Creatively exhausted, I spent weeks in my studio looking around the space. Finding a postcard

from an art show I did twenty years earlier, I began to ponder the trajectory of my life with wire. I

could remember how I felt as a young artist - that insatiable desire to create - a desire so stifled

by fear. I remembered a series of sculptures I had then so wished to create, and the fear that

stopped me from fulfilling this desire.


I set the card down, and with a raised eyebrow, I asked my younger and my present self: Is it

not possible now?


Looking back into the eyes of En Vie, I understood. En Vie worked so well because I had

discovered the power that came with marrying the size of a wire portrait to a specific gauge or

thickness of wire - thin enough to allow me to infuse the face with emotion, not so thin as to

bend under its own weight.

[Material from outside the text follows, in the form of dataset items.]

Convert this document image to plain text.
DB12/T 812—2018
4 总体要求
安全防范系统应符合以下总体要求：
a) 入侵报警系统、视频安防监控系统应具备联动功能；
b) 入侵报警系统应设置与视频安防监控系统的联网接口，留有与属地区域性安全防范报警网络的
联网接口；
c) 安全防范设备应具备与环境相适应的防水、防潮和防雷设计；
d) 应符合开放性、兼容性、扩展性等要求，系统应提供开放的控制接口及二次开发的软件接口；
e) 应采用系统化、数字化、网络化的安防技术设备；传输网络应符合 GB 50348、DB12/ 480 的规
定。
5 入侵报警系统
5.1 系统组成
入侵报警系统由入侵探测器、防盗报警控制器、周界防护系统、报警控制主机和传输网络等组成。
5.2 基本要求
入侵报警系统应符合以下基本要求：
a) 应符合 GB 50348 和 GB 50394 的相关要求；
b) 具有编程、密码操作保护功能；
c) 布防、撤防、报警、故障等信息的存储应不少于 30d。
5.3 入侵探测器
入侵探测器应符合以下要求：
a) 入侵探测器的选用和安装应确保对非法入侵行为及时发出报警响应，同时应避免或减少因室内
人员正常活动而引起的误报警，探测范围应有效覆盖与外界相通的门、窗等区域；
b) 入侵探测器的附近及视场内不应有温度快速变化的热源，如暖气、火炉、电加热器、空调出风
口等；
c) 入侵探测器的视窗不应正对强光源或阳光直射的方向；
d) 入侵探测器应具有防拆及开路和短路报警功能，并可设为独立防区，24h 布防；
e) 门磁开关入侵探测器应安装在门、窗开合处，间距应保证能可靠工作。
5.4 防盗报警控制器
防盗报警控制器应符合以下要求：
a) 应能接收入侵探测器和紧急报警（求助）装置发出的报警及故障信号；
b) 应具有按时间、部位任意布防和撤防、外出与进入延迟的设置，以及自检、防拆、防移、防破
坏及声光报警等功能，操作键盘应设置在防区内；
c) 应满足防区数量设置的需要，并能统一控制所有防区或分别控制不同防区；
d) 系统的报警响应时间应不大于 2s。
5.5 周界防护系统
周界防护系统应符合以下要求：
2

Twenty years ago I worked exclusively with 18 gauge wire, no

matter the size of the portrait. I had seen portrait after portrait fail from trying to force a line that

was too thick to hold the delicate emotions I so wanted to convey. This simple insight fully

opened my creative universe.


I began to gather images of models but felt something was missing. If this was to be a series, I

realized I needed an emotional well from which to draw, not simply images. I needed a story arc

to unify the series.


Turns out that the emotional well I needed was in my mailbox! My friend and poet Marc Zegans

had mailed me his latest book Lyon Street - a book of poems about coming of age in San

Francisco in the ‘70’s. A book in which his wiser self speaks with his younger self. It could not

have been a more perfect inspiration!


As I read Marc’s verse, certain words really spoke to me - 'as I catch and throw him to the salt'...

'tonight, I turn and remember'... 'I ignore him and break'... 'a thin line of love tethering you to

shore'... ‘no plans of moving on. You look out’


I was amazed at how easy it was to marry Zegans’s poetic lines to models I keep in my files.

Each stanza that moved me had its own precise set of needs. Some required only a face staring

out. Others wanted more, an arm, even a tattoo to round out the meaning embodied in the

chosen string of words. Over the next twelve months my studio began to fill with diverse

personalities. The wire portrait series, that I had dreamed up in my youth, was coming to life.

After much meditation I named this series: “Wire and Shadow - Portraits of Poems.”